Safeguard Premarital Property And Assets With A Prenuptial Agreement

A nuptial agreement is a contract that two people entered just prior to marriage or after they are already married. It includes provisions for property division and financial support in the event of a divorce or dissolution. A prenuptial agreement is a contract that two people enter just before marriage, and a postnuptial agreement is a contract that two people enter after marriage.

A sensible nuptial agreement can safeguard premarital property and assets while detailing how a couple’s financial issues should be resolved at the end of a marriage in a conflict-free environment. Lead attorney Stephanie A. Dietz has experience working with couples at many stages of their respective relationships to create nuptial agreements.

When Is A Nuptial Agreement A Good Idea?

In particular, a nuptial agreement is important for people who have accumulated sizeable assets prior to the marriage – especially when there is a significant disparity in the assets of the two people getting married.

Many people entering into second marriages opt to sign nuptial agreements to ensure that their premarital property will go to their children from a previous marriage instead of going to the new spouse, should the marriage end in divorce.

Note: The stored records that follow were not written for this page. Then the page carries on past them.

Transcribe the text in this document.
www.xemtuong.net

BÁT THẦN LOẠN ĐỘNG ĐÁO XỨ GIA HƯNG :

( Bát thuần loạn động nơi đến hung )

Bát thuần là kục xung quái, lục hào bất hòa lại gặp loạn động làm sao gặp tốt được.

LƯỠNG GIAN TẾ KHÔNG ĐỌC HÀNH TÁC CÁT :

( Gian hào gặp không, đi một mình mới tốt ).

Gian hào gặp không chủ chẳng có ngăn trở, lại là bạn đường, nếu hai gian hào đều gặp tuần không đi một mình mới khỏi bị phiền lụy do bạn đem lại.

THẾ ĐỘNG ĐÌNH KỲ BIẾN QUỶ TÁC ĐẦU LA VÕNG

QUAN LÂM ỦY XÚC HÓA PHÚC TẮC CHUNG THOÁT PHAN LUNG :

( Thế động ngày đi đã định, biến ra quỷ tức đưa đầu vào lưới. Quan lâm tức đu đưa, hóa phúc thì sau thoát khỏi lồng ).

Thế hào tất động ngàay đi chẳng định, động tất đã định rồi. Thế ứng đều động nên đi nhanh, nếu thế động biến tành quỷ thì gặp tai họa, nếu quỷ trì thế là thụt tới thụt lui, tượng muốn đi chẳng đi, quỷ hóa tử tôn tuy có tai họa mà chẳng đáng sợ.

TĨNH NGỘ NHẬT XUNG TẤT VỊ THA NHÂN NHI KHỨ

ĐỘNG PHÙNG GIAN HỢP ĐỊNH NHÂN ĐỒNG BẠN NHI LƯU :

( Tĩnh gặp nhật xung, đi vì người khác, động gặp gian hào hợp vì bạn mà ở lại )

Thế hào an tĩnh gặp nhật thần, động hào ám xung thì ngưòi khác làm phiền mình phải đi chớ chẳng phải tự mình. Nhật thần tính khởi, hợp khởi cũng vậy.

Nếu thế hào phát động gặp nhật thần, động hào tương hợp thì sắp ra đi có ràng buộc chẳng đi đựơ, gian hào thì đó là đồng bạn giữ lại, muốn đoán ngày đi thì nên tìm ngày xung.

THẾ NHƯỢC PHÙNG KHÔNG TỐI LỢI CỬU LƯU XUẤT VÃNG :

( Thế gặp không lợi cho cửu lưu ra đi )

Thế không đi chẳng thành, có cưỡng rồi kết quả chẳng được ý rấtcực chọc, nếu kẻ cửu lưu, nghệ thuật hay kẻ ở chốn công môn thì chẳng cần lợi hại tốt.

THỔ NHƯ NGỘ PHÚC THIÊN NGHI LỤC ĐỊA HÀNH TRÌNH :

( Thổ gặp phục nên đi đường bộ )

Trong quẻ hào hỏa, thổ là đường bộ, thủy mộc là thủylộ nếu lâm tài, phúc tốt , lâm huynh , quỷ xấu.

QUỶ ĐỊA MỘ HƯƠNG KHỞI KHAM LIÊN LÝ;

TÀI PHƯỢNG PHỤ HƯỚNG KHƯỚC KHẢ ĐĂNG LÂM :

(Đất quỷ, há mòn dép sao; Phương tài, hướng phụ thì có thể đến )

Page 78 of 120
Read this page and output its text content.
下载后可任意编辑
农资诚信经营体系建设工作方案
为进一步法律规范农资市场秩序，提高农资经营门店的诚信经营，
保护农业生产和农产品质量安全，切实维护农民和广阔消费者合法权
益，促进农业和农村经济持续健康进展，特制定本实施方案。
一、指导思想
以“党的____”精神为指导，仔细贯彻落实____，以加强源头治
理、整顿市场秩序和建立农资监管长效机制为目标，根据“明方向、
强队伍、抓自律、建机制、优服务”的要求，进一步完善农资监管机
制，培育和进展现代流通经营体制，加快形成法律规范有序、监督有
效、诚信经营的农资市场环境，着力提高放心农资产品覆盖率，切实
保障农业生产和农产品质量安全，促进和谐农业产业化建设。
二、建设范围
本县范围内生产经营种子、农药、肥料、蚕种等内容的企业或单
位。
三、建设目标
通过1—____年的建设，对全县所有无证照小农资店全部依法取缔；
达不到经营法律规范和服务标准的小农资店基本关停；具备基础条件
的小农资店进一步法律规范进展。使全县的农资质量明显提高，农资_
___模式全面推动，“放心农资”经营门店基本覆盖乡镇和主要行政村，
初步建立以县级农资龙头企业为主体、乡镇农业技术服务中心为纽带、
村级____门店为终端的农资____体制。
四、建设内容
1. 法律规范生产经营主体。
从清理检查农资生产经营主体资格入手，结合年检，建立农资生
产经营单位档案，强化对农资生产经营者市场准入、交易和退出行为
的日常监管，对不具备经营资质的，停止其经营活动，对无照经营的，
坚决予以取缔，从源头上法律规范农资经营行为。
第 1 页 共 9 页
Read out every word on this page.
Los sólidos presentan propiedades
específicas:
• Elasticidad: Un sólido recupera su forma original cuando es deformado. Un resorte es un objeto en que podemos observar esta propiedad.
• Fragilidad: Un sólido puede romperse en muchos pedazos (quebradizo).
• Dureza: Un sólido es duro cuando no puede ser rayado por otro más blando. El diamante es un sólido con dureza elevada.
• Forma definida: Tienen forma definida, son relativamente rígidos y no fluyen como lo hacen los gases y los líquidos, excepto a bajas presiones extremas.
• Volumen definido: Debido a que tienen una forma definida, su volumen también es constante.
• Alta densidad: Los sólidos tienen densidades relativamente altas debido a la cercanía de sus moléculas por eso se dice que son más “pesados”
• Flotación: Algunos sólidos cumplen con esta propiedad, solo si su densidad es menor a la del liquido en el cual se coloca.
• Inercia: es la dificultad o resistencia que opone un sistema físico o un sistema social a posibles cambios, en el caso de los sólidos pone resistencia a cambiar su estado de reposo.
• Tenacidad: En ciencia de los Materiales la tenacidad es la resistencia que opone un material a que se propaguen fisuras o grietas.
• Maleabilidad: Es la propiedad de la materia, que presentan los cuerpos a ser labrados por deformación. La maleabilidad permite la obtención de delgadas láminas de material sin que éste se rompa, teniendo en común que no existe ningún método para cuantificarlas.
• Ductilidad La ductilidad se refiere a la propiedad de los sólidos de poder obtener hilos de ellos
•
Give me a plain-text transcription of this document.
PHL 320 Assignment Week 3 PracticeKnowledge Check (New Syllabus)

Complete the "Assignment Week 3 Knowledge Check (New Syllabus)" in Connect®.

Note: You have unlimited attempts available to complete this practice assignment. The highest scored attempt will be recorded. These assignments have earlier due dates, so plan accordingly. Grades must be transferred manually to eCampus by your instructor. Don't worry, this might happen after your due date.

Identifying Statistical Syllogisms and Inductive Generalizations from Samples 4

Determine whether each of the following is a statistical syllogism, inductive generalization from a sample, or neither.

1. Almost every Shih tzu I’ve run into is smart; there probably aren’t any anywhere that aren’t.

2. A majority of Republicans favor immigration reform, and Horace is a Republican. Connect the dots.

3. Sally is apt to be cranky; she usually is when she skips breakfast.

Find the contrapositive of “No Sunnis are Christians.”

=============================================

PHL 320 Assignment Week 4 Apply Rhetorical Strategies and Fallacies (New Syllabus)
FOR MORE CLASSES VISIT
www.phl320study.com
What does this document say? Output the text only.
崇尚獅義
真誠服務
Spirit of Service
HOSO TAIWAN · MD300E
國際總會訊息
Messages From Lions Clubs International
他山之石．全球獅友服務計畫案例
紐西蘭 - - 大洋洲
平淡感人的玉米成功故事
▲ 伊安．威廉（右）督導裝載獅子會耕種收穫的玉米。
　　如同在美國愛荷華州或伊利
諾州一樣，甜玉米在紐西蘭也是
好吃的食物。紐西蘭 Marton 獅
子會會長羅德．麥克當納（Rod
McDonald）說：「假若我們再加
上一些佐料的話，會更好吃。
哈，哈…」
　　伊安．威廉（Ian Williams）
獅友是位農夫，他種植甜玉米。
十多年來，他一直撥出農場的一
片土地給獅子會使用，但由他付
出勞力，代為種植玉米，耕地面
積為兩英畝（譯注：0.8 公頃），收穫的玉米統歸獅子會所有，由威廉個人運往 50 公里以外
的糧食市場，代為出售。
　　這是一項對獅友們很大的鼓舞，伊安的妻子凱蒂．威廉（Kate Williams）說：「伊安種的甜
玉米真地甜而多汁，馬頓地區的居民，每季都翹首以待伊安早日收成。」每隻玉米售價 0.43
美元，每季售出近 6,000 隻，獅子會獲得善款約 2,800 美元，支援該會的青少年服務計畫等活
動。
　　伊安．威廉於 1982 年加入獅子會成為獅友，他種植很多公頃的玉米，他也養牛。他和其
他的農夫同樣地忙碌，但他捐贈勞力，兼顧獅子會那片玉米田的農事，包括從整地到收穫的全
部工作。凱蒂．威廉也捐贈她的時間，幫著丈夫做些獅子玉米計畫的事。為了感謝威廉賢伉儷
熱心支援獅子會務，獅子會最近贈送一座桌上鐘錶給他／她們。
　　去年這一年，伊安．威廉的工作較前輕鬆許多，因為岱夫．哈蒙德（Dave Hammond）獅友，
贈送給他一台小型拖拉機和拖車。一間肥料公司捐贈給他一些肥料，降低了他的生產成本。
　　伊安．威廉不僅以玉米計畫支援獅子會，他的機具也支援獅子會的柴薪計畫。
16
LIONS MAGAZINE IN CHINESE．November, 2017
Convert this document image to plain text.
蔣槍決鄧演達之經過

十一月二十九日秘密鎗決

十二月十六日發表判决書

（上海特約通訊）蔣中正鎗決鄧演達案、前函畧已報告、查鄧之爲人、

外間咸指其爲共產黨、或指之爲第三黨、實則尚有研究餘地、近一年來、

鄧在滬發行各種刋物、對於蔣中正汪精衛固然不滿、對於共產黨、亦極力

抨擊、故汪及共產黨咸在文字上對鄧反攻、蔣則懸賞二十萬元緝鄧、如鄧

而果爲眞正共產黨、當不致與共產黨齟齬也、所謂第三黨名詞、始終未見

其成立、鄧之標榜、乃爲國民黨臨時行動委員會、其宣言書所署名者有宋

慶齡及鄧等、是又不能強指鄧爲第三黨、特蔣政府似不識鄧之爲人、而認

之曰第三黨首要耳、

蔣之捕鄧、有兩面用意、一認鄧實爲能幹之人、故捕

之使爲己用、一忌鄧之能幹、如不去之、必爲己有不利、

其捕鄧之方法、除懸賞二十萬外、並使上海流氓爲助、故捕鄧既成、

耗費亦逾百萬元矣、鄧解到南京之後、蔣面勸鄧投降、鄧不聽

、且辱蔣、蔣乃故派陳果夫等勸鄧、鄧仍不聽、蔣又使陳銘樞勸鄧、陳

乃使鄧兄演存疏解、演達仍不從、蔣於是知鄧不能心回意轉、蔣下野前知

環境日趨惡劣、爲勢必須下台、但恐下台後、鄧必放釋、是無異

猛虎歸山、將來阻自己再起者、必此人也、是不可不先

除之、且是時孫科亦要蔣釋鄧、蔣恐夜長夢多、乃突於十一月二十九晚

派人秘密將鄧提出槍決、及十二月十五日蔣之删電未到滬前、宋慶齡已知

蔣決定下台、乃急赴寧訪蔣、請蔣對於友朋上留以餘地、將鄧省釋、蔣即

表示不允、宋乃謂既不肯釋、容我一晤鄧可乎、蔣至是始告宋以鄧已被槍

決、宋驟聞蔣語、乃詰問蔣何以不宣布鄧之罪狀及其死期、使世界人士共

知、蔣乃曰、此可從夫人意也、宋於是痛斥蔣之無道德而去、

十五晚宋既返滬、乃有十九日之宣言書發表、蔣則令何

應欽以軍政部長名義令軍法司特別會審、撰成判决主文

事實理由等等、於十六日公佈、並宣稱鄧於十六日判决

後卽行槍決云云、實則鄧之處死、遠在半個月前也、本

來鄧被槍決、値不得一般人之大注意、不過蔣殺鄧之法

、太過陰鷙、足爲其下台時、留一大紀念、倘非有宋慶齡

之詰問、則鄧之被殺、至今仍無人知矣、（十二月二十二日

Among other benefits, nuptial agreements can:

  • Protect premarital assets
  • Protect the inheritance rights of children from a previous marriage
  • Protect the financial interests of a pre-existing family business
  • Outline terms for spousal support or waive it altogether
  • Determine the distribution of assets acquired during the marriage
  • Outline each of your personal rights and obligations toward the other
  • Set forth the obligations that either of you may have in future debts
  • Protect and maintain any interest in non-marital assets

Working with an experienced family law attorney is a crucial step in developing a nuptial agreement.